À seulement 22 ans, Stefanos Tsitsipas a tutoyé de très près les sommets sur le court Philippe-Chatrier en finale de Roland-Garros. Bien mieux rentré dans le match que le numéro 1 mondial, le Grec dictait le jeu et profitait de la litanie d’erreurs de Novak Djokovic pour se détacher deux manches à zéro. Mais comme bien souvent avec le Djoker, l’adage populaire « il ne faut pas vendre la peau de l’ours avant de l’avoir tué » s’est exaucé. Un retour au vestiaire salvateur, un Tsitsipas qui gamberge forcément alors qu’il n’est plus qu’à six jeux de la gloire, un public qui demande du rab. Tous ses facteurs ont joué un rôle fondamental dans la folle « remontada » du Djoker, coutumier du fait en Grand Chelem, mais qui n’avait encore jamais renversé de cette manière une finale de Grand-Chelem.

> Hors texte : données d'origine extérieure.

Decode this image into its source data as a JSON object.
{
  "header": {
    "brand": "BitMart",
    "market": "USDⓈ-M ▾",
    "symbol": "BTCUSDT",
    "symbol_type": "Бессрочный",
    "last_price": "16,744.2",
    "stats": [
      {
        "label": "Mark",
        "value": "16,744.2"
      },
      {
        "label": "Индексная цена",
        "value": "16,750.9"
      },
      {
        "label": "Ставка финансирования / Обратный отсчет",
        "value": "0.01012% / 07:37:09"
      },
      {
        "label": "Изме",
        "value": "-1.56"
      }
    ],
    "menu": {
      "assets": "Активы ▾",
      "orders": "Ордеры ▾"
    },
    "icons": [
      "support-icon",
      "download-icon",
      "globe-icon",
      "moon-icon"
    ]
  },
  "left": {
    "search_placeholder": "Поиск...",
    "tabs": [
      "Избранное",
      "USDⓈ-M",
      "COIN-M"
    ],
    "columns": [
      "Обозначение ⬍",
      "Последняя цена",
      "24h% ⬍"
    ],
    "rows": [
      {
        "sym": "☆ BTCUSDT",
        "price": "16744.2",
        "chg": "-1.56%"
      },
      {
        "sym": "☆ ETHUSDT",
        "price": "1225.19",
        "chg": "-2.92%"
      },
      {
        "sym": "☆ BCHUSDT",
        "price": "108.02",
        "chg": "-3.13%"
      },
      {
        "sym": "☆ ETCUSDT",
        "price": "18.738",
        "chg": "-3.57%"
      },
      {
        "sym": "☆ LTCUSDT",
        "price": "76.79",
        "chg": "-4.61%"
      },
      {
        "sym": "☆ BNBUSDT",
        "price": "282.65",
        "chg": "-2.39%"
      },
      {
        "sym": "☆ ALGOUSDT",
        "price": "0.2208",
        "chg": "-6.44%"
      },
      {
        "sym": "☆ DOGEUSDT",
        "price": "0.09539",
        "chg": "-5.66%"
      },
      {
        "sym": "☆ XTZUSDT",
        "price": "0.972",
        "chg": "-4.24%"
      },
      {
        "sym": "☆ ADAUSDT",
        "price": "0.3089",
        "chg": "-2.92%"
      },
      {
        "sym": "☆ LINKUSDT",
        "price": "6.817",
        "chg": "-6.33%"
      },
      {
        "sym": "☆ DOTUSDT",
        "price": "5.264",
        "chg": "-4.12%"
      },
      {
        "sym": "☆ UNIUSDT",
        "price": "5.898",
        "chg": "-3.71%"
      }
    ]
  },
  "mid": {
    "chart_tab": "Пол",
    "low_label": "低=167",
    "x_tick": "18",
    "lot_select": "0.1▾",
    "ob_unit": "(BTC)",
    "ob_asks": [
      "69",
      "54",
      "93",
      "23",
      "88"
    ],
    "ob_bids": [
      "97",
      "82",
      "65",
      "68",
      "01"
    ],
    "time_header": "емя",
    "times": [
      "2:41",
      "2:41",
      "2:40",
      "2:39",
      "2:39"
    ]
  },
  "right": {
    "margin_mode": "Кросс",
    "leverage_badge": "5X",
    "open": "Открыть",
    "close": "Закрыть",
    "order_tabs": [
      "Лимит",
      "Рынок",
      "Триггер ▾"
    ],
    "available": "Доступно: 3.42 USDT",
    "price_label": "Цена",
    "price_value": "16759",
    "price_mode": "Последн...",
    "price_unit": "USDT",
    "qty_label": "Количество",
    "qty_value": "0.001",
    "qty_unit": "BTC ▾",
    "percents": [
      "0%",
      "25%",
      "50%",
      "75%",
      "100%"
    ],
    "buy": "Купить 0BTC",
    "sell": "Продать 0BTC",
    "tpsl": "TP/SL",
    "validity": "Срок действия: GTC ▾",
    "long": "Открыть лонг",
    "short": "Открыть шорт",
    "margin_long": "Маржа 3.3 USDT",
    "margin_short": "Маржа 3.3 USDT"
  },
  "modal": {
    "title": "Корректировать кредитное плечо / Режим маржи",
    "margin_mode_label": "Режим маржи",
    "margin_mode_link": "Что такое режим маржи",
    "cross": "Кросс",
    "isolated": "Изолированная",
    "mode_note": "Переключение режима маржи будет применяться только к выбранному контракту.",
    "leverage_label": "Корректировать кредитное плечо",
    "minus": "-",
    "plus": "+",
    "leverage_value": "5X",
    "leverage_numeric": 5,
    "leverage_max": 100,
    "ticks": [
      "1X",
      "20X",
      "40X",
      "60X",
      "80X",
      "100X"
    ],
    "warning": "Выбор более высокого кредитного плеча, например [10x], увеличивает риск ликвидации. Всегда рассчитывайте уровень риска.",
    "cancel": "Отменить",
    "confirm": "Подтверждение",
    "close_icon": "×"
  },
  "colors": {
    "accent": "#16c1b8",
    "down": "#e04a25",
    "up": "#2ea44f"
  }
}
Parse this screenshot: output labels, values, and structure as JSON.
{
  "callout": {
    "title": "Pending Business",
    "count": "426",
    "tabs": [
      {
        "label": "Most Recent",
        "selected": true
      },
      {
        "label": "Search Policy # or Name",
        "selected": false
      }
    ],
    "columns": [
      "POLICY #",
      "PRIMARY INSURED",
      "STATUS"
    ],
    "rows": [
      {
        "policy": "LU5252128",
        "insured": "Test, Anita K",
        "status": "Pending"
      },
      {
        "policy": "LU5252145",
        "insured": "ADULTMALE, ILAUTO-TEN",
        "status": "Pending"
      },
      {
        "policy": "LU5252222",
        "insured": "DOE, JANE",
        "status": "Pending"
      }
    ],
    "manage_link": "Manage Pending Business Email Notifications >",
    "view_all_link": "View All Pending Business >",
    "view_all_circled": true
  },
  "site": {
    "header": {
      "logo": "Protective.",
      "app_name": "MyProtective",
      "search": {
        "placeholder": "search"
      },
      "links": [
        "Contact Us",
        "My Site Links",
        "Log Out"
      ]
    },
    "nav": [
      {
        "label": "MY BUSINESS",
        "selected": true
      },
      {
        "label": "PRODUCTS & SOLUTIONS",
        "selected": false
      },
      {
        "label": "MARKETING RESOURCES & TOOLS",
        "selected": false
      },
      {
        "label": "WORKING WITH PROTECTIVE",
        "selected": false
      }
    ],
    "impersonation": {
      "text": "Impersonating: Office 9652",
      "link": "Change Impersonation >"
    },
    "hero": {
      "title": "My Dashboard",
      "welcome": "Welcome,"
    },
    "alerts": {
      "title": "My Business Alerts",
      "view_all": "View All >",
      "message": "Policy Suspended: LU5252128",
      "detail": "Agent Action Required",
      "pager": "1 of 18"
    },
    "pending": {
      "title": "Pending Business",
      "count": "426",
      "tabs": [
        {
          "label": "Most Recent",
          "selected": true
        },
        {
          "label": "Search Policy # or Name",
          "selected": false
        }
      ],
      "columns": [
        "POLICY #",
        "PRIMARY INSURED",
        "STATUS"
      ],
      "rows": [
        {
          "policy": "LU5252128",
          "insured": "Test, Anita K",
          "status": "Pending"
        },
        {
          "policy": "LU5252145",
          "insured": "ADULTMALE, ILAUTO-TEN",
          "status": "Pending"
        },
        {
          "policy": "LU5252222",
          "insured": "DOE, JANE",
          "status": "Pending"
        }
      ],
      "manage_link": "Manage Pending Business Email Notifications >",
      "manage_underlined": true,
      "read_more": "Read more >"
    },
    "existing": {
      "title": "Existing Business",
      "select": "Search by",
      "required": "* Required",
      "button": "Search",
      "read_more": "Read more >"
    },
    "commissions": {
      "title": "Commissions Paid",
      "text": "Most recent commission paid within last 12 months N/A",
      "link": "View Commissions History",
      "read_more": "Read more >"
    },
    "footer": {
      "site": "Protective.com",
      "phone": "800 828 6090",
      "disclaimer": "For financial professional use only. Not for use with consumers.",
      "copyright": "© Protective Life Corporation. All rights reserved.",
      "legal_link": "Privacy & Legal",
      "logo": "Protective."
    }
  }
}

Novak Djokovic renverse les montagnes à mains nues
Même si la fin d’une époque se profile, le « Big 3 » du tennis mondial – Novak Djokovic, Rafael Nadal, Roger Federer – a encore fait la pluie et le beau temps tout au long de la quinzaine. Alors que les trois maestros étaient placés dans la même partie de tableau, leurs moindres faits et gestes ont défrayé la chronique, du forfait de Roger Federer avant son huitième de finale, à la demi-finale annoncée d’anthologie remportée par Novak Djokovic contre Rafael Nadal. Cette dernière demi-finale restera le match de la quinzaine, tout autant qu’un marqueur de l’immense performance réalisée par Novak Djokovic.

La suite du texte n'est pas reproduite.